The fix was changing the tool output to match Mermaid’s native edge representation. Instead of:
{
"parent_map": {
"node_1": ["node_2", "node_3"]
}
}
The response became:
{
"edges": {
"columns": ["from", "to"],
"data": [
["node_2", "node_1"],
["node_3", "node_1"]
]
}
}
With explicit edge pairs, the agent no longer needs to infer relationships from nested mappings. The generated diagrams became significantly more stable. This lesson — match the output format to how the consumer will use the data — applies broadly to MCP tool design.
What Happened When the Agent Read Its Own Previous Output?
An unexpected failure: the agent consumed its own previous PR comment summaries as part of the PR context. When it read all PR comments to understand the discussion, it treated old summaries as new information. This caused two problems:
- It failed to follow updated prompts, thinking the old summary was the correct format
- It mistook old analysis as current context
The fix was filtering out agent-generated comments by their signature before feeding PR context to the agent. A simple but non-obvious solution to a problem that only surfaces during real usage.
Architectural Evolution: A Timeline
| Stage | Architecture | What Broke |
|---|---|---|
| 1 | Single prompt with API calls | Prompt size limits, no autonomous exploration |
| 2 | Agent with Claude CLI + MCP tools | Token limits, unreliable lineage, slow PR fetching |
| 3 | Subagents + optimized MCP responses | Scaling needs, multi-platform support requirements |
| 4 | Claude Agent SDK | Production infrastructure for ongoing iteration |
Each stage was driven by dogfooding on real PRs of increasing complexity. What looks like a simple prompting problem turned out to be an infrastructure and observability challenge that took two months of iteration.
What Did the Team Learn?
Domain-specific AI agents require deep iteration on token limits, context management, tool design, output formats, and edge cases discovered only through real usage. The gap between a weekend prototype and a production system is wider than most teams expect.

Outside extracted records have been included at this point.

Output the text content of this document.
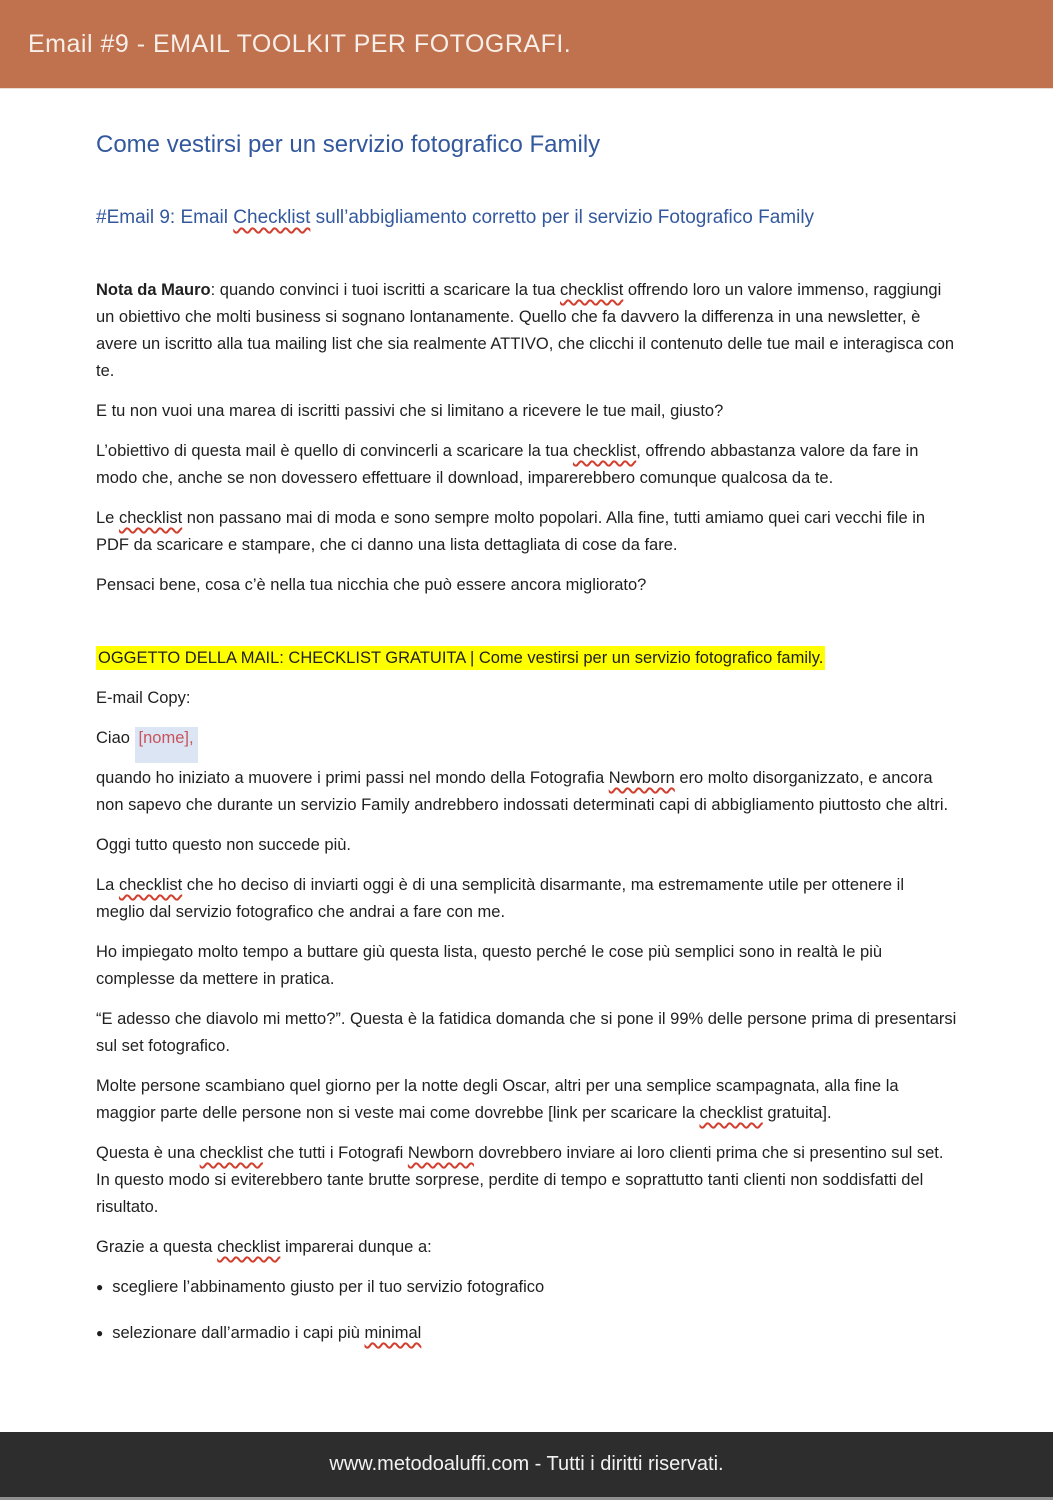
Email #9 - EMAIL TOOLKIT PER FOTOGRAFI.
Come vestirsi per un servizio fotografico Family
#Email 9: Email Checklist sull’abbigliamento corretto per il servizio Fotografico Family

Nota da Mauro: quando convinci i tuoi iscritti a scaricare la tua checklist offrendo loro un valore immenso, raggiungi un obiettivo che molti business si sognano lontanamente. Quello che fa davvero la differenza in una newsletter, è avere un iscritto alla tua mailing list che sia realmente ATTIVO, che clicchi il contenuto delle tue mail e interagisca con te.

E tu non vuoi una marea di iscritti passivi che si limitano a ricevere le tue mail, giusto?

L’obiettivo di questa mail è quello di convincerli a scaricare la tua checklist, offrendo abbastanza valore da fare in modo che, anche se non dovessero effettuare il download, imparerebbero comunque qualcosa da te.

Le checklist non passano mai di moda e sono sempre molto popolari. Alla fine, tutti amiamo quei cari vecchi file in PDF da scaricare e stampare, che ci danno una lista dettagliata di cose da fare.

Pensaci bene, cosa c’è nella tua nicchia che può essere ancora migliorato?

OGGETTO DELLA MAIL: CHECKLIST GRATUITA | Come vestirsi per un servizio fotografico family.

E-mail Copy:

Ciao [nome],

quando ho iniziato a muovere i primi passi nel mondo della Fotografia Newborn ero molto disorganizzato, e ancora non sapevo che durante un servizio Family andrebbero indossati determinati capi di abbigliamento piuttosto che altri.

Oggi tutto questo non succede più.

La checklist che ho deciso di inviarti oggi è di una semplicità disarmante, ma estremamente utile per ottenere il meglio dal servizio fotografico che andrai a fare con me.

Ho impiegato molto tempo a buttare giù questa lista, questo perché le cose più semplici sono in realtà le più complesse da mettere in pratica.

“E adesso che diavolo mi metto?”. Questa è la fatidica domanda che si pone il 99% delle persone prima di presentarsi sul set fotografico.

Molte persone scambiano quel giorno per la notte degli Oscar, altri per una semplice scampagnata, alla fine la maggior parte delle persone non si veste mai come dovrebbe [link per scaricare la checklist gratuita].

Questa è una checklist che tutti i Fotografi Newborn dovrebbero inviare ai loro clienti prima che si presentino sul set. In questo modo si eviterebbero tante brutte sorprese, perdite di tempo e soprattutto tanti clienti non soddisfatti del risultato.

Grazie a questa checklist imparerai dunque a:

● scegliere l’abbinamento giusto per il tuo servizio fotografico
● selezionare dall’armadio i capi più minimal
www.metodoaluffi.com - Tutti i diritti riservati.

The system now works on GitHub PRs and GitLab MRs, uses six Recce MCP tools for data validation, and understands context across PR metadata, Recce analysis, and the data warehouse. But every feature in that list represents a specific failure mode that was discovered, diagnosed, and solved through iteration on real data.

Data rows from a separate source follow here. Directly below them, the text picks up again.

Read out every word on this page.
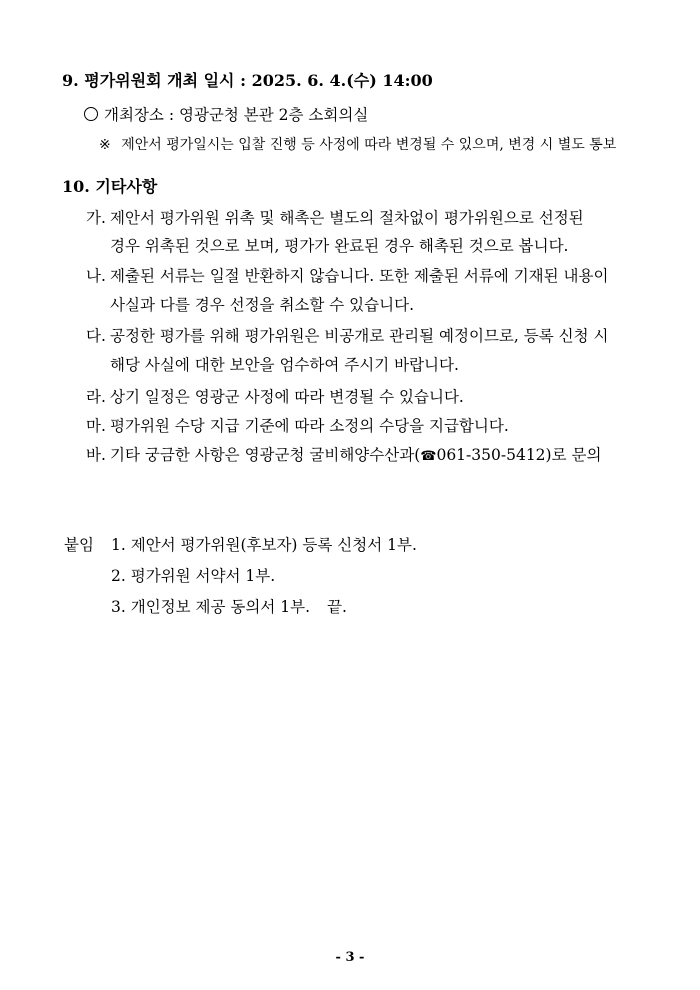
9. 평가위원회 개최 일시 : 2025. 6. 4.(수) 14:00
개최장소 : 영광군청 본관 2층 소회의실
※ 제안서 평가일시는 입찰 진행 등 사정에 따라 변경될 수 있으며, 변경 시 별도 통보
10. 기타사항
가. 제안서 평가위원 위촉 및 해촉은 별도의 절차없이 평가위원으로 선정된
경우 위촉된 것으로 보며, 평가가 완료된 경우 해촉된 것으로 봅니다.
나. 제출된 서류는 일절 반환하지 않습니다. 또한 제출된 서류에 기재된 내용이
사실과 다를 경우 선정을 취소할 수 있습니다.
다. 공정한 평가를 위해 평가위원은 비공개로 관리될 예정이므로, 등록 신청 시
해당 사실에 대한 보안을 엄수하여 주시기 바랍니다.
라. 상기 일정은 영광군 사정에 따라 변경될 수 있습니다.
마. 평가위원 수당 지급 기준에 따라 소정의 수당을 지급합니다.
바. 기타 궁금한 사항은 영광군청 굴비해양수산과(☎061-350-5412)로 문의
붙임 1. 제안서 평가위원(후보자) 등록 신청서 1부.
2. 평가위원 서약서 1부.
3. 개인정보 제공 동의서 1부. 끝.
- 3 -
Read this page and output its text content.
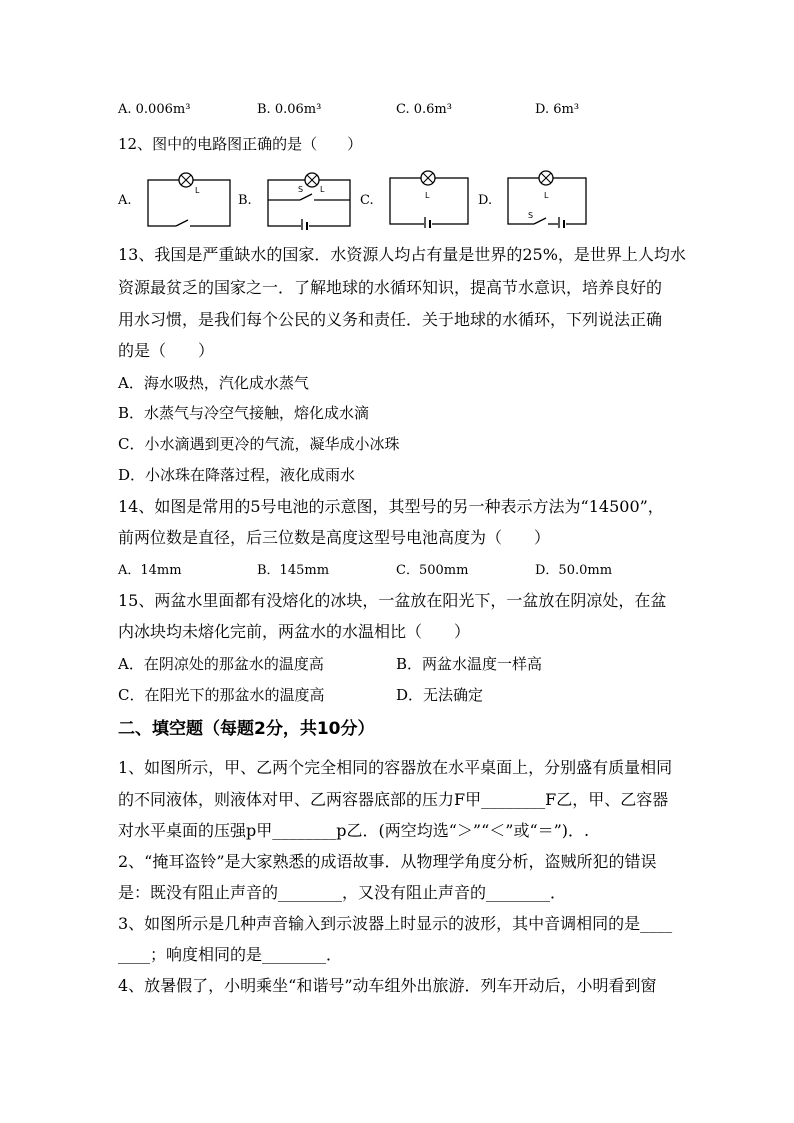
A. 0.006m³	B. 0.06m³	C. 0.6m³	D. 6m³
12、图中的电路图正确的是（　　）
A.
L
B.
S L
C.	L	D.	L
S
13、我国是严重缺水的国家．水资源人均占有量是世界的25%，是世界上人均水
资源最贫乏的国家之一．了解地球的水循环知识，提高节水意识，培养良好的
用水习惯，是我们每个公民的义务和责任．关于地球的水循环，下列说法正确
的是（　　）
A．海水吸热，汽化成水蒸气
B．水蒸气与冷空气接触，熔化成水滴
C．小水滴遇到更冷的气流，凝华成小冰珠
D．小冰珠在降落过程，液化成雨水
14、如图是常用的5号电池的示意图，其型号的另一种表示方法为“14500”，
前两位数是直径，后三位数是高度这型号电池高度为（　　）
A．14mm	B．145mm	C．500mm	D．50.0mm
15、两盆水里面都有没熔化的冰块，一盆放在阳光下，一盆放在阴凉处，在盆
内冰块均未熔化完前，两盆水的水温相比（　　）
A．在阴凉处的那盆水的温度高	B．两盆水温度一样高
C．在阳光下的那盆水的温度高	D．无法确定
二、填空题（每题2分，共10分）
1、如图所示，甲、乙两个完全相同的容器放在水平桌面上，分别盛有质量相同
的不同液体，则液体对甲、乙两容器底部的压力F甲________F乙，甲、乙容器
对水平桌面的压强p甲________p乙．(两空均选“＞”“＜”或“＝”)．.
2、“掩耳盗铃”是大家熟悉的成语故事．从物理学角度分析，盗贼所犯的错误
是：既没有阻止声音的________，又没有阻止声音的________．
3、如图所示是几种声音输入到示波器上时显示的波形，其中音调相同的是____
____；响度相同的是________．
4、放暑假了，小明乘坐“和谐号”动车组外出旅游．列车开动后，小明看到窗
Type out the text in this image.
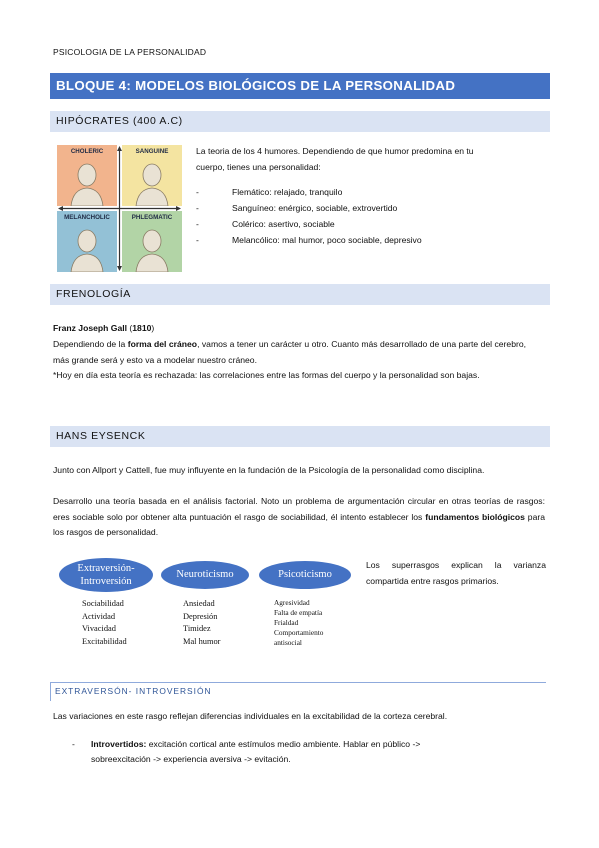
PSICOLOGIA DE LA PERSONALIDAD
BLOQUE 4: MODELOS BIOLÓGICOS DE LA PERSONALIDAD
HIPÓCRATES (400 A.C)
CHOLERIC	SANGUINE
MELANCHOLIC	PHLEGMATIC
La teoria de los 4 humores. Dependiendo de que humor predomina en tu
cuerpo, tienes una personalidad:
-	Flemático: relajado, tranquilo
-	Sanguíneo: enérgico, sociable, extrovertido
-	Colérico: asertivo, sociable
-	Melancólico: mal humor, poco sociable, depresivo
FRENOLOGÍA
Franz Joseph Gall (1810)
Dependiendo de la forma del cráneo, vamos a tener un carácter u otro. Cuanto más desarrollado de una parte del cerebro, más grande será y esto va a modelar nuestro cráneo.
*Hoy en día esta teoría es rechazada: las correlaciones entre las formas del cuerpo y la personalidad son bajas.
HANS EYSENCK
Junto con Allport y Cattell, fue muy influyente en la fundación de la Psicología de la personalidad como disciplina.
Desarrollo una teoría basada en el análisis factorial. Noto un problema de argumentación circular en otras teorías de rasgos: eres sociable solo por obtener alta puntuación el rasgo de sociabilidad, él intento establecer los fundamentos biológicos para los rasgos de personalidad.
Extraversión-
Introversión
Neuroticismo	Psicoticismo
Sociabilidad
Actividad
Vivacidad
Excitabilidad
Ansiedad
Depresión
Timidez
Mal humor
Agresividad
Falta de empatía
Frialdad
Comportamiento
antisocial
Los superrasgos explican la varianza compartida entre rasgos primarios.
EXTRAVERSÓN- INTROVERSIÓN
Las variaciones en este rasgo reflejan diferencias individuales en la excitabilidad de la corteza cerebral.
- Introvertidos: excitación cortical ante estímulos medio ambiente. Hablar en público ->
sobreexcitación -> experiencia aversiva -> evitación.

Frequently Asked Questions
- How did Recce build its AI data review agent?
- Recce iterated through four architectural stages: a single prompt with API calls, an agent architecture with Claude CLI, custom MCP tools and subagents for token limits, and finally migration to Claude Agent SDK for production infrastructure. Each stage was driven by real failures discovered through dogfooding on internal PRs of increasing complexity.
- Why did a single prompt approach fail for AI data reviews?
- A single prompt approach failed because cramming PR context, code diffs, lineage changes, row counts, and schema diffs into one API call exceeded prompt size limits. Information got cut off or the model could not process it properly. The LLM could only work with pre-selected data and could not explore context independently — it could not go check row counts for a model unless that data was already included.
- What token limits affect AI agent architecture?
- Three token limits constrain AI agent design: the model context window (200k tokens for Claude), the single prompt limit (approximately 90k tokens in practice), and the MCP tool response limit (25k tokens per tool call). A lineage diff for just 5 changed models can exceed the 25k MCP limit when returning full API payloads. These limits drove the move to subagent architecture and MCP response optimization.
- How do subagents solve AI agent context limits?
- Subagents solve context limits by distributing the analysis across multiple isolated 200k context windows. A main orchestrator agent delegates PR understanding to a pr-analyzer subagent and data exploration to a recce-analyzer subagent. Each specialist works with full context in its domain, then returns a summary to the main agent. This effectively triples available context capacity.